KAMELYALI KADIN – ALPHONSE MUCHA

6 Şubat’ta Balık’ın 3 derecesinde durgun hale gelerek retro sürecine giren Merkür, 12 Şubat’ta Kova’ya rücu edecek, 28 Şubat’a kadar da geri viteste kalacak… Yani Şubat biterken Retro resmen bitecek ama gölgesi Merkür’ün tekrar Balık’taki konumuna döneceği 20 Mart’a kadar sürer. Anlayacağınız, inceden bir kanun o vakte kadar dımbırdar arka planda…

BU RETRO’da konumuz ”Fazla kaptırıp gittiğimiz ama giderken aklımızı geride unuttuğumuz, ya da biçim itibariyle ilerleyip bilinç ve öz itibariyle geri kaldığımız haller!”

Kendi içimizde bütünlüğü sağlayamadığımız her durumu ”kendimizden kaçak” yaşar ve içimizde bitmeyen bir yarım yamalaklık hali olduğu için, bir türlü ayağımızı sağlam basamaz, bir türlü kendimizden ve yaşadıklarımızdan hoşnut olamayız! Esasen birçok insanın hayatıyla ilişkisi komple bu haldedir…

İç bütünlüğü sağlayamamış olmak, akılla duyguyu, söz ile davranışı, teori ile pratiği, bedenle ruhu bir edememek, zaten hep biraz yarım ve biraz kayıp olmaktır…

İşte BURÇ ve YÜKSELEN BURCA GÖRE Merkür Geri Harekatı’nın Etkisi… Madem RETRO, ben de tersinden yapayım listeyi :)))

ŞİFAYA VESİLE OLSUN EFENDİM;
Balıklar teslimiyetçi ve mazlum rolünü bu aralar da çok sevebilirler :) Ama insan ”insiyatif almayarak” da kendi konumunu koruma veya bildiğinde diretme arzusunu yerine getirebilir. ”Madem öyle ben de oynamıyorum” ya da ”Her şey senin istediğin gibi olmadı mı?” demek bizi temize çıkartmaz… Balıklar bu aralar geri çekilmeyi bir tür silah olarak kullandıklarını ama bu silahın sonra kendilerine döndüğünü görmek durumunda kalabilirler…

Kovalar yaptıklarına ya da söylediklerine verilen değeri ”kendilerine verilen değer” olarak gördükleri için, geri adım atmayı ”hakaret” kabul eder ve bu yüzden olayları tırmandırmayı severler. Ama tam da bu noktada başkalarının kişiliklerine ya da değerlerine saldırır duruma geldiklerini fark edemezler. Bu aralar ”uzlaşmadıkları ve saygılı olmadıkları için” insanlardan ”bu kadar çok” tepki aldıklarını ve yaptıklarının da bu yüzden bir kıymetinin kalmadığını görmek durumunda kalabilirler.

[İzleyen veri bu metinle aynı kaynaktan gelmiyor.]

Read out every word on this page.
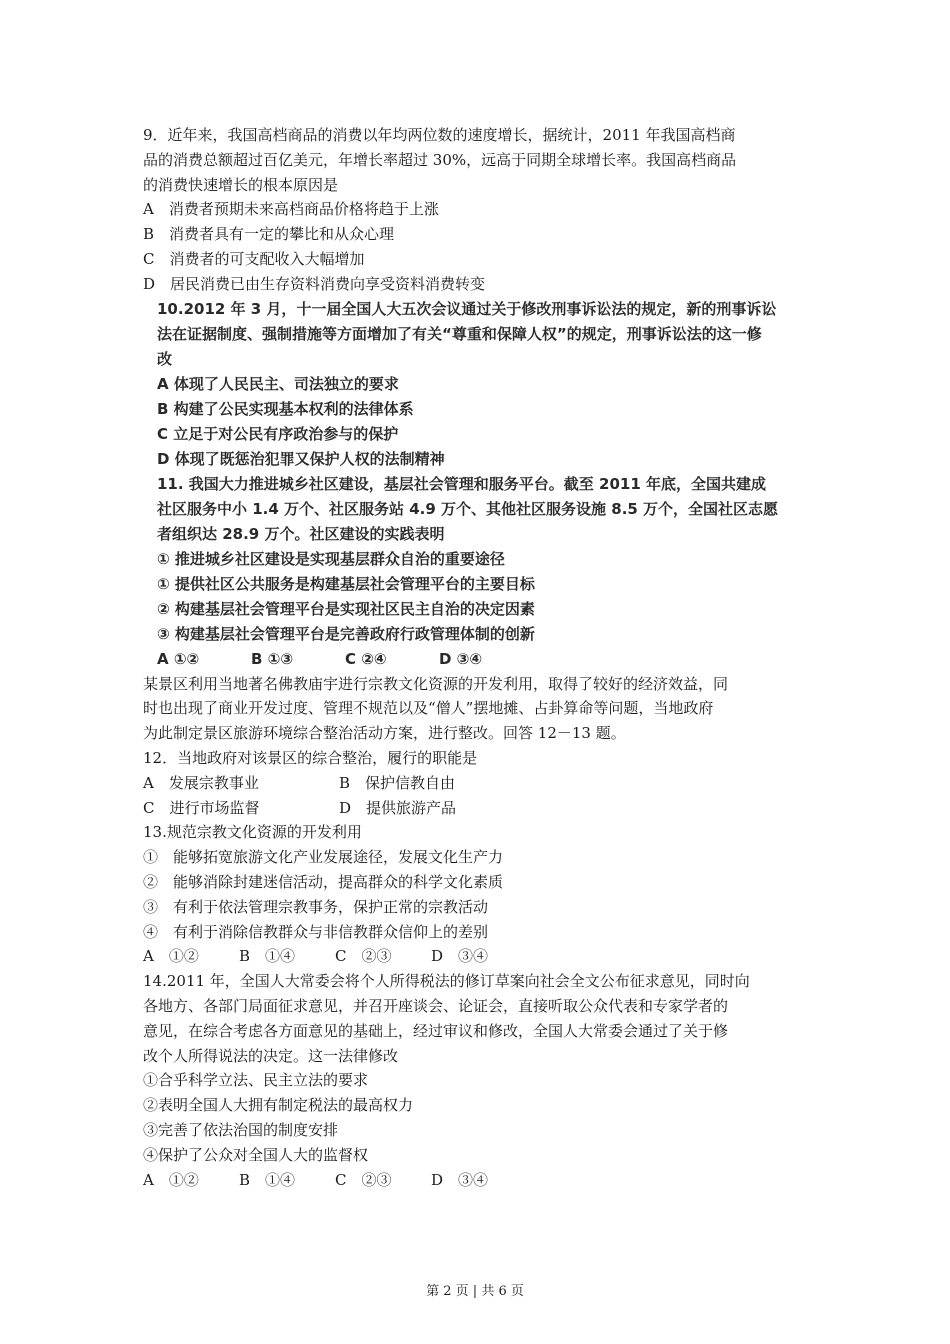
9．近年来，我国高档商品的消费以年均两位数的速度增长，据统计，2011 年我国高档商
品的消费总额超过百亿美元，年增长率超过 30%，远高于同期全球增长率。我国高档商品
的消费快速增长的根本原因是
A　消费者预期未来高档商品价格将趋于上涨
B　消费者具有一定的攀比和从众心理
C　消费者的可支配收入大幅增加
D　居民消费已由生存资料消费向享受资料消费转变
10.2012 年 3 月，十一届全国人大五次会议通过关于修改刑事诉讼法的规定，新的刑事诉讼
法在证据制度、强制措施等方面增加了有关“尊重和保障人权”的规定，刑事诉讼法的这一修
改
A 体现了人民民主、司法独立的要求
B 构建了公民实现基本权利的法律体系
C 立足于对公民有序政治参与的保护
D 体现了既惩治犯罪又保护人权的法制精神
11. 我国大力推进城乡社区建设，基层社会管理和服务平台。截至 2011 年底，全国共建成
社区服务中小 1.4 万个、社区服务站 4.9 万个、其他社区服务设施 8.5 万个，全国社区志愿
者组织达 28.9 万个。社区建设的实践表明
① 推进城乡社区建设是实现基层群众自治的重要途径
① 提供社区公共服务是构建基层社会管理平台的主要目标
② 构建基层社会管理平台是实现社区民主自治的决定因素
③ 构建基层社会管理平台是完善政府行政管理体制的创新
A ①②	B ①③	C ②④	D ③④
某景区利用当地著名佛教庙宇进行宗教文化资源的开发利用，取得了较好的经济效益，同
时也出现了商业开发过度、管理不规范以及“僧人”摆地摊、占卦算命等问题，当地政府
为此制定景区旅游环境综合整治活动方案，进行整改。回答 12－13 题。
12．当地政府对该景区的综合整治，履行的职能是
A　发展宗教事业	B　保护信教自由
C　进行市场监督	D　提供旅游产品
13.规范宗教文化资源的开发利用
①　能够拓宽旅游文化产业发展途径，发展文化生产力
②　能够消除封建迷信活动，提高群众的科学文化素质
③　有利于依法管理宗教事务，保护正常的宗教活动
④　有利于消除信教群众与非信教群众信仰上的差别
A　①②	B　①④	C　②③	D　③④
14.2011 年，全国人大常委会将个人所得税法的修订草案向社会全文公布征求意见，同时向
各地方、各部门局面征求意见，并召开座谈会、论证会，直接听取公众代表和专家学者的
意见，在综合考虑各方面意见的基础上，经过审议和修改，全国人大常委会通过了关于修
改个人所得说法的决定。这一法律修改
①合乎科学立法、民主立法的要求
②表明全国人大拥有制定税法的最高权力
③完善了依法治国的制度安排
④保护了公众对全国人大的监督权
A　①②	B　①④	C　②③	D　③④
第 2 页 | 共 6 页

Oğlaklar kaknemdirler :))) Doğru olanı hep onlar bilir! Ama bu aralar yaptıklarının ”yanlış” anlaşıldığını görmek ya da alenen yanlış yaptıklarını kabul etmek durumunda kalabilirler… Söyleme ve yapma şeklinin ”atılan adıma” değer kattığını, ”ufak gibi” görünen hataların bazen anlamdaki bütünlüğü bozduğunu görebilir ve herşeyi kaybetmek istemiyorlarsa, ”üstüne toz konmayacak bir doğruluk abidesi” misali habire kendilerini haklı çıkartmaya çalışmak yerine ”amaçlarına” zarar vermeyecek davranış ve ifadeleri bulmak durumunda kalabilirler.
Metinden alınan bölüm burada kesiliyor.